D’ailleurs, bon nombre de ses adhérents – à ce stade il faut bien parler d’adhésion – portaient de ces gilets de grosse laine qui caractérisent les bergers en général et les basques en particulier. C’était un signe de reconnaissance, pour les corporations criminelles entre elles et aussi pour la police qui fermait les yeux sur les exactions mineures. Par exemple, le trafic de drogue dure ne dérangeait personne. Au fond. si certains fils à papa avaient envie de bousiller leur existence en comité restreint, ça ne faisait de mal qu’à eux-mêmes. Alors on laissait faire. En revanche on était intraitable envers les épaves qui faisaient mauvais genre et donnaient une piteuse idée de la ville, ceux qui pouvaient plus payer, ceux que l’état de manque poussait à l’irréparable. Et l’on pouvait compter sur les adhérents de la cour des miracles pour organiser des overdose partys après lesquelles les pauvres types n’avaient plus le loisir de réitérer.

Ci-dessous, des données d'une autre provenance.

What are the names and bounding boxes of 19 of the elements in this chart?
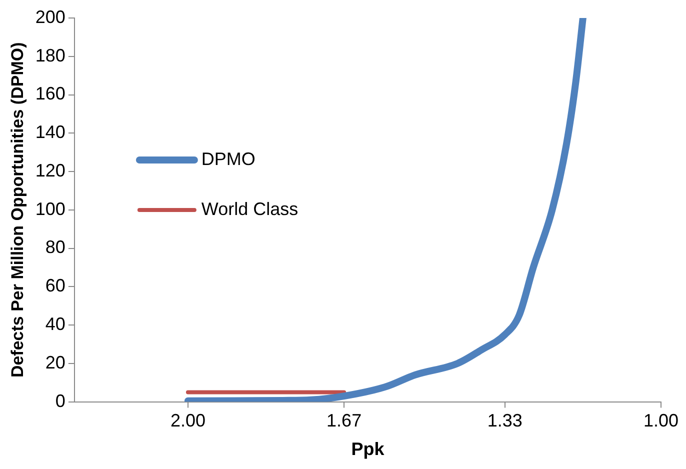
x-tick-label: 1.33 [487, 410, 522, 431]
x-tick-label: 1.67 [326, 410, 362, 431]
y-axis-title: Defects Per Million Opportunities (DPMO) [8, 42, 27, 378]
legend-label: DPMO [201, 148, 256, 169]
y-tick-label: 120 [35, 160, 66, 180]
y-tick-label: 160 [35, 84, 66, 104]
y-tick-label: 40 [45, 314, 66, 334]
x-tick-label: 2.00 [170, 410, 206, 431]
y-tick-label: 200 [35, 6, 66, 27]
legend-label: World Class [201, 198, 298, 219]
y-tick-label: 80 [45, 237, 66, 258]
y-tick-label: 20 [45, 352, 66, 372]
y-tick-label: 140 [35, 122, 66, 142]
y-tick-label: 180 [35, 45, 66, 66]
x-axis-title: Ppk [351, 439, 386, 460]
x-tick-label: 1.00 [643, 410, 679, 431]
y-tick-label: 0 [55, 390, 66, 411]
y-tick-label: 100 [35, 198, 66, 219]
y-tick-label: 60 [45, 276, 66, 296]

Mon interlocuteur portait une tenue de cuir. Nous avions sensiblement le même âge, je parle de l’âge que j’avais en arrivant en cette ville. Cela me paraissait si loin déjà… Cela signifiait qu’on lui reconnaissait l’intention mais qu’il péchait au niveau du passage à l’acte ou à réussir malgré sa bonne volonté. Ce n’est pourtant pas sorcier de passer, une fois par mois, dans les boîtes à rythme et les ludothèques dernier cri. Aussi lui confiait-on des tâches subalternes, comme celle d’informer les nouveaux venus, dont je bénéficiais. Mais il gagnait sa vie. Au noir, bien sûr, net d’impôt. Je ne comprenais pas dès lors à quoi pouvait lui servir le duffle-coat. Il a répondu : je vois mon vieux que tes expériences t’ont pas appris grand chose. Mais assez parlé de moi. Si on parlait de toit.
Et nous voilà partis pour suivre son plan. Oui mais qu’allais-je devenir sans le duffle-coat protecteur. On se les gèle près des paraboliques.
Vendredi 17 janvier 2003
Il y avait une sorte d’échelle de secours directement scellée au mur de l’hôtel sans doute un moyen pour de faux ramoneurs mais de vrais rats de cheminée d’accéder aux toits et terrasses insoupçonnées. Quant à moi il m’avait fallu négocier avec l’homme au blouson. L’échange rituel s’était effectué sobrement, au pied je ne trouve pas d’autres mots de ce qu’il faut bien appeler mon salut…
Il m’avait expliqué l’itinéraire. Plein nord dans la direction de la cathédrale. Je n’avais qu’à me fier au clocher. Au bout de quelques centaines de mètres, je serais libre. Chaque maison était munie d’un moyen tout simple d’évasion. A moi de trouver le bon. Les limiers ou même la police ne pouvaient surveiller toutes les issues à la fois. C’est ainsi que j’ai compris que les bouches d’égoût ne faisaient plus recette, sinon pour quelque nouveau venu, peu aguerri et qui se faisait pincer à la grande satisfaction des familles de russes, roumains, slovaques, serbo-croates ex-yougoslaves. Et les plus ivrognes : les polonais qui pissaient partout afin de marquer leur territoire.
Je lui ai serré la main et, pendant qu’il râlait parce qu’il ne trouvait pas dans le duffle-coat l’objet qu’il escomptait, j’ai grimpé. J’étais un peu inquiet car le mur à arpenter était abîmé c’est le cas de le dire alors je le dis et qu’une lézarde passait sous les échelons.
J’ai grimpé, grimpé, qui n’a jamais grimpé sur un toit d’hôtel pour la prime fois de sa carrière jamais il ne pourra comprendre. J’ai regardé vers le haut, qui veut voyager loin doit forcément lorgner vers le haut, je ne vois pas très bien pourquoi j’aurais regardé vers le bas… Regarder en bas, c’est perdre son Euridyce et mon Euridyce c’est l’équilibre.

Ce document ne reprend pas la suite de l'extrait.